Step 2: First player subtracts the smaller number \((b)\) from larger number \((a)\), you will get the difference \((c)\). In the next line, write the smaller number \((b)\) with the difference \((c)\) as \((b, c)\).
Step 3: Now, the second player find a difference between \((b)\) and \((c)\), name it as \((d)\). In the next line, write \((c)\) and \((d)\) as \((c, d)\).
Step 4: Now, the first player find a difference between \((c)\) and \((d)\), name it as \((e)\). In the next line, write \((d)\) and \((e)\) as \((d, e)\).
Step 5: This process goes on until they get the difference, and the numbers have become equal.
Rahu and Guru are playing a game.
Rahu choose \(48\) and Guru choose \(56\).

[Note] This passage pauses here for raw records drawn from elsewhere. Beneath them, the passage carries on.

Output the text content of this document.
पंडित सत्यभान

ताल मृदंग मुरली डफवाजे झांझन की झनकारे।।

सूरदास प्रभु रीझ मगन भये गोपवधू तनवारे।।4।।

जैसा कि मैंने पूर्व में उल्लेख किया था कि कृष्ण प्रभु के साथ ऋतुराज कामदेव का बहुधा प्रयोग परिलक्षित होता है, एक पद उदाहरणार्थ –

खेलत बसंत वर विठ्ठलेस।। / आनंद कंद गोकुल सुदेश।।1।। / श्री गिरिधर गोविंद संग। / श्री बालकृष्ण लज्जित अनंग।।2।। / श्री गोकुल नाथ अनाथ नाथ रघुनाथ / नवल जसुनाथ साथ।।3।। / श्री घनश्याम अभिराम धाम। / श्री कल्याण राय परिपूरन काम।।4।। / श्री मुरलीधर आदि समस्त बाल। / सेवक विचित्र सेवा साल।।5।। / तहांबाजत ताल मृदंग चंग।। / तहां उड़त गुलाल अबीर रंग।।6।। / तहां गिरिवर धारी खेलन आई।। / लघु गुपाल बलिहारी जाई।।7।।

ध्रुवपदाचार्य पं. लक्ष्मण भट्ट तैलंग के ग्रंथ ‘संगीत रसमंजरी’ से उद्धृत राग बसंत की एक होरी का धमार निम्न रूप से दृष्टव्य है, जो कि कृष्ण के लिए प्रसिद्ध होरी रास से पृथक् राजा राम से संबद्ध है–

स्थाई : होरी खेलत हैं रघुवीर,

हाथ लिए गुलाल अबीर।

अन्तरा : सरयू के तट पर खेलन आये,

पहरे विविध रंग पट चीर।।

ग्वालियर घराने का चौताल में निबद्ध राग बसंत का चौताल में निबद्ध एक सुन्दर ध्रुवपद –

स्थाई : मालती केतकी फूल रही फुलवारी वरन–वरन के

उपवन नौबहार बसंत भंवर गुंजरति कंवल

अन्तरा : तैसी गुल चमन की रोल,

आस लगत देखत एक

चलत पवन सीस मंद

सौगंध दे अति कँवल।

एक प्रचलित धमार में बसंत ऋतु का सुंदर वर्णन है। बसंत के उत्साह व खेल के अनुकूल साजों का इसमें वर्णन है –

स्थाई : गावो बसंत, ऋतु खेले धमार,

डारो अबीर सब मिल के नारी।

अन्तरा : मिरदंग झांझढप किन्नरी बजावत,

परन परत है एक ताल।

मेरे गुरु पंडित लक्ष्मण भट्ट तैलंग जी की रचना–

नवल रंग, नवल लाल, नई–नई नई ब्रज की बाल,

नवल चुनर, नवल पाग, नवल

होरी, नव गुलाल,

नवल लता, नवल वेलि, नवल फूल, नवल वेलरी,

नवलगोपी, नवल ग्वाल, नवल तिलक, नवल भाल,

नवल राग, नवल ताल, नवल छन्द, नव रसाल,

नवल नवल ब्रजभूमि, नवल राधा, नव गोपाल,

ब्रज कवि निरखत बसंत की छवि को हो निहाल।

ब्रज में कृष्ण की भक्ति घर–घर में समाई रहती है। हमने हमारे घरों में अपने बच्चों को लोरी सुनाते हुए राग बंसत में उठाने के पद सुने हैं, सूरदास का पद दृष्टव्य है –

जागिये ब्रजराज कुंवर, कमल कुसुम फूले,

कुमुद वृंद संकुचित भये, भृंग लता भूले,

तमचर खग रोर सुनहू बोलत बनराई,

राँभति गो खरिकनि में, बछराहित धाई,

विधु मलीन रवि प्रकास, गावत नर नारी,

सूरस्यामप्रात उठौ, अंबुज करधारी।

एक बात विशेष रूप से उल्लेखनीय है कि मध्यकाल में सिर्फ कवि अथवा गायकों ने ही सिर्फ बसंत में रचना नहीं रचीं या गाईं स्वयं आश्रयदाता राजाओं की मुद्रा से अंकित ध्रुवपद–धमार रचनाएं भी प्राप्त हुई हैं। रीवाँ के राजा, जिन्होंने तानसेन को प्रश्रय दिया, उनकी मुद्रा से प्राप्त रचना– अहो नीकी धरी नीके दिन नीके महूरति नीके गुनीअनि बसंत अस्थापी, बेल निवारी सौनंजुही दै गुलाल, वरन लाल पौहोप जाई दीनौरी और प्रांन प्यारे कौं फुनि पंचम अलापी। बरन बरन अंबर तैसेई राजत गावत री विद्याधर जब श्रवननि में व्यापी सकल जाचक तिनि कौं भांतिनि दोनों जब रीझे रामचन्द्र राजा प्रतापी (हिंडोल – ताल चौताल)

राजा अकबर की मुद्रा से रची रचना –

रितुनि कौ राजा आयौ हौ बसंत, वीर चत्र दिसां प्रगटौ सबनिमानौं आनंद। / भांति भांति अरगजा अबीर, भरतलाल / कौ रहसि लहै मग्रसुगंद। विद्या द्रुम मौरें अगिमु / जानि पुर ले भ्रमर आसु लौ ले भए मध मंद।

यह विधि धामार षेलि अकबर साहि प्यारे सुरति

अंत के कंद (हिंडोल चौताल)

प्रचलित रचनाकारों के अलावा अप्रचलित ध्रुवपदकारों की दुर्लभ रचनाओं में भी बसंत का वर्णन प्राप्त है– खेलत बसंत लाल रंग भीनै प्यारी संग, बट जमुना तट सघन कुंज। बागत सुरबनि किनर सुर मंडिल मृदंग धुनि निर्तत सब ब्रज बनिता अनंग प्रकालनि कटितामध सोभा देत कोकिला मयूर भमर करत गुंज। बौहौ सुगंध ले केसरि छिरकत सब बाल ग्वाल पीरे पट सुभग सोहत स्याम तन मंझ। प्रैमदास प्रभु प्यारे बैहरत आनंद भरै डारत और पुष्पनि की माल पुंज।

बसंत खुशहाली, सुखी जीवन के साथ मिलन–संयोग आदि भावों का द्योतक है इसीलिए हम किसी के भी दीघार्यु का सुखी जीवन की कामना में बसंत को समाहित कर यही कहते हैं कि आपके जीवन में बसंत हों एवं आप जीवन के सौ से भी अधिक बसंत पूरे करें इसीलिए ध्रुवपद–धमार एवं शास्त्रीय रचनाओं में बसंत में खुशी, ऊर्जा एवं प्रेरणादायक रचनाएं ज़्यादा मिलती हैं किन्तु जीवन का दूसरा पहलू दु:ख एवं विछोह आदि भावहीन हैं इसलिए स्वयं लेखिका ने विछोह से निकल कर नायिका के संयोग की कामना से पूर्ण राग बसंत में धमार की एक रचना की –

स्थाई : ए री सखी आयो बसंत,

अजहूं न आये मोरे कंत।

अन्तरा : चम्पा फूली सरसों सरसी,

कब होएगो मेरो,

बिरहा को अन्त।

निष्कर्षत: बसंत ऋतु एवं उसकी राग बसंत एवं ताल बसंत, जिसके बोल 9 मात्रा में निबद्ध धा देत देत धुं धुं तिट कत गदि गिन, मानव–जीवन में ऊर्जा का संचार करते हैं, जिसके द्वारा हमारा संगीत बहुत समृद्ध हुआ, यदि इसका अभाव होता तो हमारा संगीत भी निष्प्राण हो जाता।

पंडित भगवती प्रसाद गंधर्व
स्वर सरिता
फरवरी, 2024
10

Name | \(a > b\) | Difference | \((a, b)\) | (Greatest, Smallest) |
\((48, 56)\) | \((56, 48)\) | |||
Rahu | \(56 > 48\) | \(56 - 48\) | \((8, 48)\) | \((48, 8)\) |
Guru | \(48 > 8\) | \(48 - 8\) | \((40, 8)\) | \((40, 8)\) |
Rahu | \(40 > 8\) | \(40 - 8\) | \((32, 8)\) | \((32, 8)\) |
Guru | \(32 > 8\) | \(32 - 8\) | \((24, 8)\) | \((24, 8)\) |
Rahu | \(24 > 8\) | \(24 - 8\) | \((16, 8)\) | \((16, 8)\) |
Guru | \(16 > 8\) | \(16 - 8\) | \((8, 8)\) | Same numbers |
Guru got the same numbers, and he wins the game.
By the above Euclid's game, we can find that \(8\) is the highest common factor of \((48, 56)\).
So, the above iterative process leads to the HCF of two starting numbers.
The HCF of \(a\) and \(b\) (here \(a > b\)) is the same as for \(a\) and \(a-b\).
Example:
Find the HCF of two numbers \(12\) and \(28\).
Solution:
We can find HCF in two ways.
Method I:
Let's do in the usual way of finding common factors between the two numbers.
\(12 = 2 \times 2 \times 3\)
\(28 = 2 \times 2 \times 7\)
HCF of \((12, 28) = 2 \times 2 = 4\) - - - - - (I)
Method II:
Now, we find HCF by the conclusion of Euclid's game.
Here, \(28 > 12\). So, \(a = 28\) and \(b = 12\).
To find the HCF of \((a, a-b)\) \(=\) \((28, 28 - 12)\).
\(28 = 2 \times 2 \times 7\)
\(28 - 12 = 16 = 2 \times 2 \times 2 \times 2\)
HCF of \((28, 28 - 12) = 2 \times 2 = 4\) - - - - - (II)
From (I) and (II), we observe that:
HCF of \((12, 28) = \) HCF of \((28, 28 - 12) = 4\).
Euclidean algorithm:
Let \(a\) and \(b\) can be any number but \(a > b\).
Now, we randomly take \(a = 27\) and \(b = 4\).
Let us divide a number \(a\) by \(b\).
Quotient \((q)\) \(=\) \(6\) and Remainder \((r)\) \(=\) \(3\)
So, \(27\) can be written as \(27 = (4 \times 6) + 3\).
Therefore, \(a = (b \times q) + r\).
From the above example, we observe that, if a number '\(a\)' is divided by another number '\(b\)', we get quotient '\(q\)' and remainder '\(r\)'.
\(a = (b \times q) + r\) or \(a = bq + r\)
That is, \(\text{Dividend}\) \(=\) \((\text{Divisor} \times \text{Quotient}) + \text{Remainder}\).
This is called Euclidean algorithm.
Important!
The HCF of \(a\) and \(b\) (here \(a > b\)) is the same as for \(a\) and \(a-b\).
\(a = (b \times q) + r\) or \(a = bq + r\)